Numbercruncher #2 (Titan): Along with the superlative Six-Gun Gorilla, this title offers further proof that Si Spurrier is one of the most wildly inventive writers around. Turns out God is nothing but a miserly accountant, keeping track of every tick of the adding machine in the great equation that is the Universe. Against such a soul-numbing backdrop, what chance does true love have? If you’re a genius mathematician, the answer is: pretty good. P.J. Holden provides the appropriately loopy visuals. As unlikely entertaining a confection as you’re likely to find.

Daredevil #30 (Marvel): As an endless array of crossovers (ugh) spill out from the big two (and beyond), Mark Waid and Einser-Award-Winner Chris Samnee show us how it’s done. An unlikely team-up, a self-contained story that nevertheless manages to raise the stakes sky-high, and a nice twist at the end that actually affects the main character – what more could a super hero fan want? Ok, how ’bout this: Samnee drawing DD rocking a surfboard through the streets of  Manhattan?

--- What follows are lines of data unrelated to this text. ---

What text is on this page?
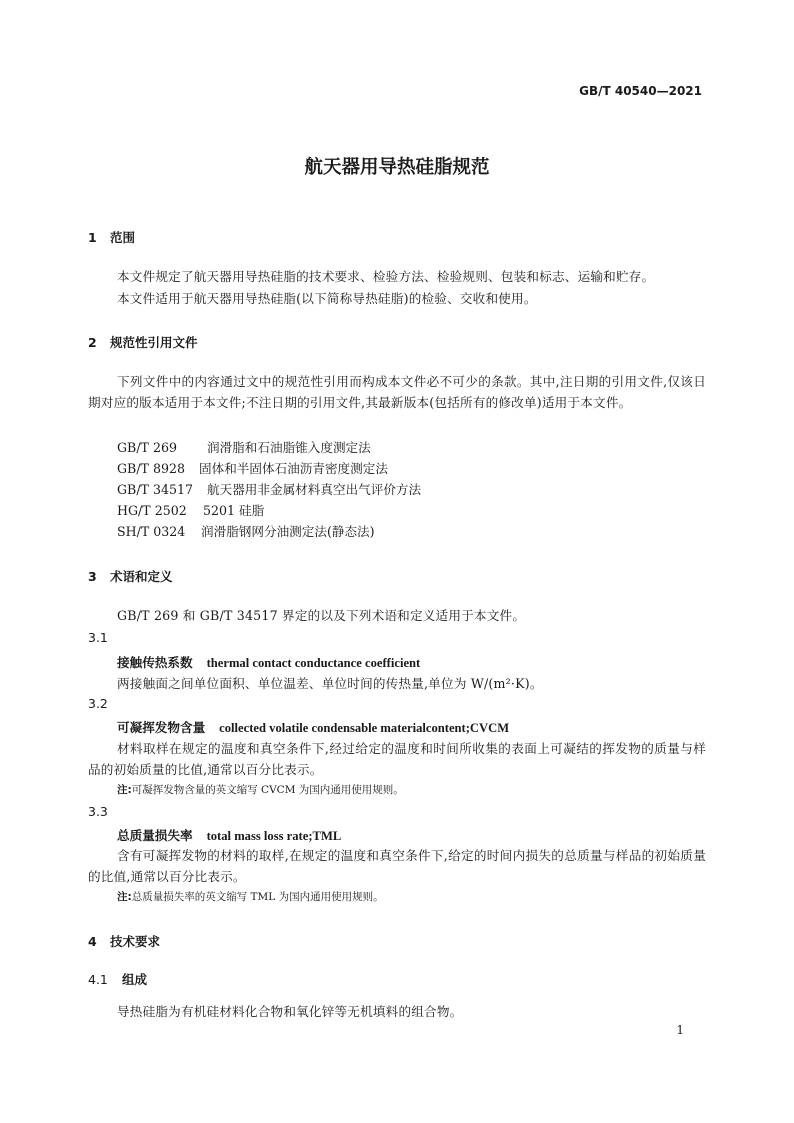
GB/T 40540—2021
航天器用导热硅脂规范
1 范围
本文件规定了航天器用导热硅脂的技术要求、检验方法、检验规则、包装和标志、运输和贮存。
本文件适用于航天器用导热硅脂(以下简称导热硅脂)的检验、交收和使用。
2 规范性引用文件
下列文件中的内容通过文中的规范性引用而构成本文件必不可少的条款。其中,注日期的引用文件,仅该日期对应的版本适用于本文件;不注日期的引用文件,其最新版本(包括所有的修改单)适用于本文件。
GB/T 269 润滑脂和石油脂锥入度测定法
GB/T 8928 固体和半固体石油沥青密度测定法
GB/T 34517 航天器用非金属材料真空出气评价方法
HG/T 2502 5201 硅脂
SH/T 0324 润滑脂钢网分油测定法(静态法)
3 术语和定义
GB/T 269 和 GB/T 34517 界定的以及下列术语和定义适用于本文件。
3.1
接触传热系数 thermal contact conductance coefficient
两接触面之间单位面积、单位温差、单位时间的传热量,单位为 W/(m²·K)。
3.2
可凝挥发物含量 collected volatile condensable materialcontent;CVCM
材料取样在规定的温度和真空条件下,经过给定的温度和时间所收集的表面上可凝结的挥发物的质量与样品的初始质量的比值,通常以百分比表示。
注:可凝挥发物含量的英文缩写 CVCM 为国内通用使用规则。
3.3
总质量损失率 total mass loss rate;TML
含有可凝挥发物的材料的取样,在规定的温度和真空条件下,给定的时间内损失的总质量与样品的初始质量的比值,通常以百分比表示。
注:总质量损失率的英文缩写 TML 为国内通用使用规则。
4 技术要求
4.1 组成
导热硅脂为有机硅材料化合物和氧化锌等无机填料的组合物。
1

Top Pick – Adventure Time #19 (kaboom!): I’ve come to expect formal innovation from this title (it deserves the accolades it’s been getting); and indeed we get that in Andy Hirsch’s clever back-up  story. But what we get in the lead feature (by Ryan North, with art by Shelli Paroline and Braden Lamb) is unexpected depth and heartbreak, as the Ice King further assumes his role as the central, tragic figure of the whole Adventure Time franchise (sort of like what Darth Vader was supposed to be in Star Wars). And all the while, as is often the case with AT, all the silliness and jokes practically dare you to take any of it seriously.

Give it a Miss – X-Men #4 (Marvel): The definition of a filler issue. Some nice (if uncharacteristic) scenes between Jubillee and Wolverine aside, nothing really happens in this book; disappointing, considering Brian Wood’s strong start on this title. And with the Battle of the Atom crossover (again I say, ugh) looming, I may be giving this book a miss for the foreseeable future. Wake me when it’s over!